Palantir Aktie: Surf Air und Nvidia im Doppelschlag
Zwei neue Deals mit Surf Air und Nvidia treiben Palantir-Kurs. Die Aktie erholt sich vom 52-Wochen-Tief, bleibt aber weit vom Rekordhoch entfernt.

- Kooperation mit Surf Air Mobility
- Nvidia-Partnerschaft für Regierungs-KI
- Kursplus von über drei Prozent
- Aktie noch 43 Prozent unter Rekord
Palantir hat am Montag gleich zwei Partnerschaften verkündet — eine für die Privatluftfahrt, eine für sichere KI-Systeme von Regierungsbehörden. Der Kurs reagierte positiv. Das Timing ist bemerkenswert: Die Aktie notiert noch keine Woche nach ihrem 52-Wochen-Tief.
Surf Air: KI für die Privatluftfahrt
Palantir weitet seine Zusammenarbeit mit Surf Air Mobility aus. Gemeinsam wollen beide Unternehmen das Betriebssystem SurfOS schneller zur Marktreife bringen. Das Paket umfasst drei Produkte: OperatorOS, OwnerOS und SurfOS Enterprise.
Die Grundlage dafür ist bereits gelegt. Das früher gestartete BrokerOS sicherte sich mit Wheels Up einen ersten Unternehmenskunden — inklusive eines mehrstelligen Millionenvertrags.
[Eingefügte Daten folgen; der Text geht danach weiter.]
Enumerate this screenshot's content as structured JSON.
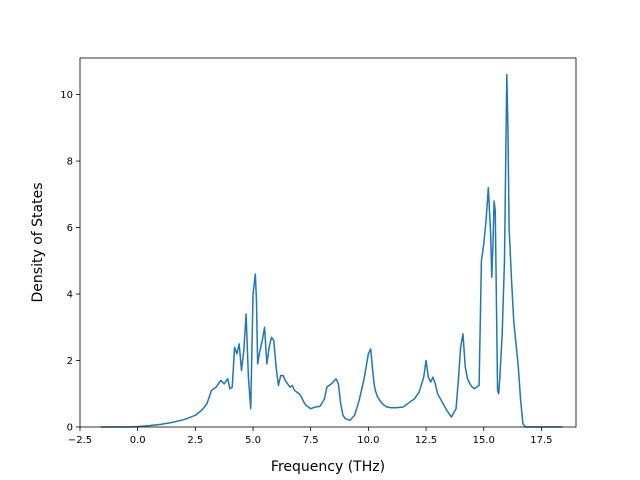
{
  "chart_data": {
    "type": "line",
    "xlabel": "Frequency (THz)",
    "ylabel": "Density of States",
    "xlim": [
      -2.5,
      19.0
    ],
    "ylim": [
      0,
      11.1
    ],
    "xticks": [
      -2.5,
      0.0,
      2.5,
      5.0,
      7.5,
      10.0,
      12.5,
      15.0,
      17.5
    ],
    "xtick_labels": [
      "−2.5",
      "0.0",
      "2.5",
      "5.0",
      "7.5",
      "10.0",
      "12.5",
      "15.0",
      "17.5"
    ],
    "yticks": [
      0,
      2,
      4,
      6,
      8,
      10
    ],
    "ytick_labels": [
      "0",
      "2",
      "4",
      "6",
      "8",
      "10"
    ],
    "grid": false,
    "series": [
      {
        "color": "#1f77b4",
        "x": [
          -1.6,
          -1.0,
          -0.5,
          0.0,
          0.5,
          1.0,
          1.5,
          2.0,
          2.5,
          2.8,
          3.0,
          3.2,
          3.4,
          3.6,
          3.75,
          3.9,
          4.0,
          4.1,
          4.2,
          4.3,
          4.4,
          4.5,
          4.6,
          4.7,
          4.8,
          4.9,
          5.0,
          5.1,
          5.15,
          5.2,
          5.3,
          5.4,
          5.5,
          5.6,
          5.7,
          5.8,
          5.9,
          6.0,
          6.1,
          6.2,
          6.3,
          6.4,
          6.5,
          6.6,
          6.7,
          6.8,
          6.9,
          7.0,
          7.1,
          7.2,
          7.3,
          7.5,
          7.7,
          7.9,
          8.1,
          8.2,
          8.4,
          8.6,
          8.7,
          8.8,
          8.9,
          9.0,
          9.2,
          9.4,
          9.6,
          9.8,
          10.0,
          10.1,
          10.2,
          10.25,
          10.3,
          10.4,
          10.5,
          10.6,
          10.8,
          11.0,
          11.2,
          11.5,
          11.8,
          12.0,
          12.2,
          12.4,
          12.5,
          12.6,
          12.7,
          12.8,
          12.9,
          13.0,
          13.2,
          13.4,
          13.6,
          13.8,
          13.9,
          14.0,
          14.1,
          14.2,
          14.3,
          14.4,
          14.5,
          14.6,
          14.8,
          14.9,
          15.0,
          15.1,
          15.2,
          15.3,
          15.35,
          15.4,
          15.45,
          15.5,
          15.6,
          15.65,
          15.7,
          15.8,
          15.9,
          16.0,
          16.05,
          16.1,
          16.2,
          16.3,
          16.4,
          16.5,
          16.6,
          16.7,
          16.8,
          16.9,
          17.0,
          17.5,
          18.4
        ],
        "y": [
          0,
          0,
          0,
          0.01,
          0.04,
          0.08,
          0.14,
          0.22,
          0.35,
          0.52,
          0.7,
          1.1,
          1.2,
          1.4,
          1.3,
          1.45,
          1.15,
          1.2,
          2.4,
          2.2,
          2.5,
          1.7,
          2.3,
          3.4,
          1.5,
          0.55,
          4.0,
          4.6,
          3.8,
          1.9,
          2.3,
          2.6,
          3.0,
          1.9,
          2.4,
          2.7,
          2.6,
          1.8,
          1.25,
          1.55,
          1.55,
          1.4,
          1.3,
          1.2,
          1.25,
          1.1,
          1.05,
          1.0,
          0.9,
          0.75,
          0.65,
          0.55,
          0.6,
          0.62,
          0.85,
          1.2,
          1.3,
          1.45,
          1.3,
          0.7,
          0.35,
          0.25,
          0.2,
          0.35,
          0.8,
          1.4,
          2.2,
          2.35,
          1.6,
          1.3,
          1.1,
          0.9,
          0.8,
          0.7,
          0.6,
          0.58,
          0.58,
          0.6,
          0.75,
          0.85,
          1.05,
          1.5,
          2.0,
          1.5,
          1.35,
          1.5,
          1.3,
          1.0,
          0.75,
          0.5,
          0.3,
          0.55,
          1.4,
          2.4,
          2.8,
          1.8,
          1.45,
          1.3,
          1.2,
          1.15,
          1.25,
          5.0,
          5.5,
          6.2,
          7.2,
          5.8,
          4.5,
          5.5,
          6.8,
          6.5,
          1.1,
          1.0,
          1.5,
          2.8,
          5.0,
          10.6,
          9.0,
          6.0,
          4.5,
          3.2,
          2.5,
          1.8,
          0.8,
          0.1,
          0,
          0,
          0,
          0,
          0
        ]
      }
    ]
  }
}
SurfOS läuft auf Palantirs KI-Plattform AIP und der Foundry-Infrastruktur. Das Ziel: eine Branche modernisieren, die noch stark auf manuelle Prozesse setzt. Palantirs Handelsleiter Ted Mabrey betonte genau diesen Punkt.
Nvidia: KI in abgeschotteten Regierungsumgebungen
Die zweite Ankündigung richtet sich an Regierungskunden. Palantir und Nvidia arbeiten künftig daran, KI-Modelle in sogenannten souveränen Umgebungen zu betreiben — also in isolierten, sicherheitskritischen Systemen ohne Verbindung nach außen.
Konkret geht es darum, Nvidias Nemotron-Modelle in Infrastrukturen einzubetten, die US-Behörden und kritische Einrichtungen nutzen. CEO Alex Karp formulierte es klar: Regierungen sollen leistungsfähige KI einsetzen können, ohne sensible Daten zu gefährden. Die Initiative baut auf einer bestehenden Architekturkooperation beider Unternehmen auf.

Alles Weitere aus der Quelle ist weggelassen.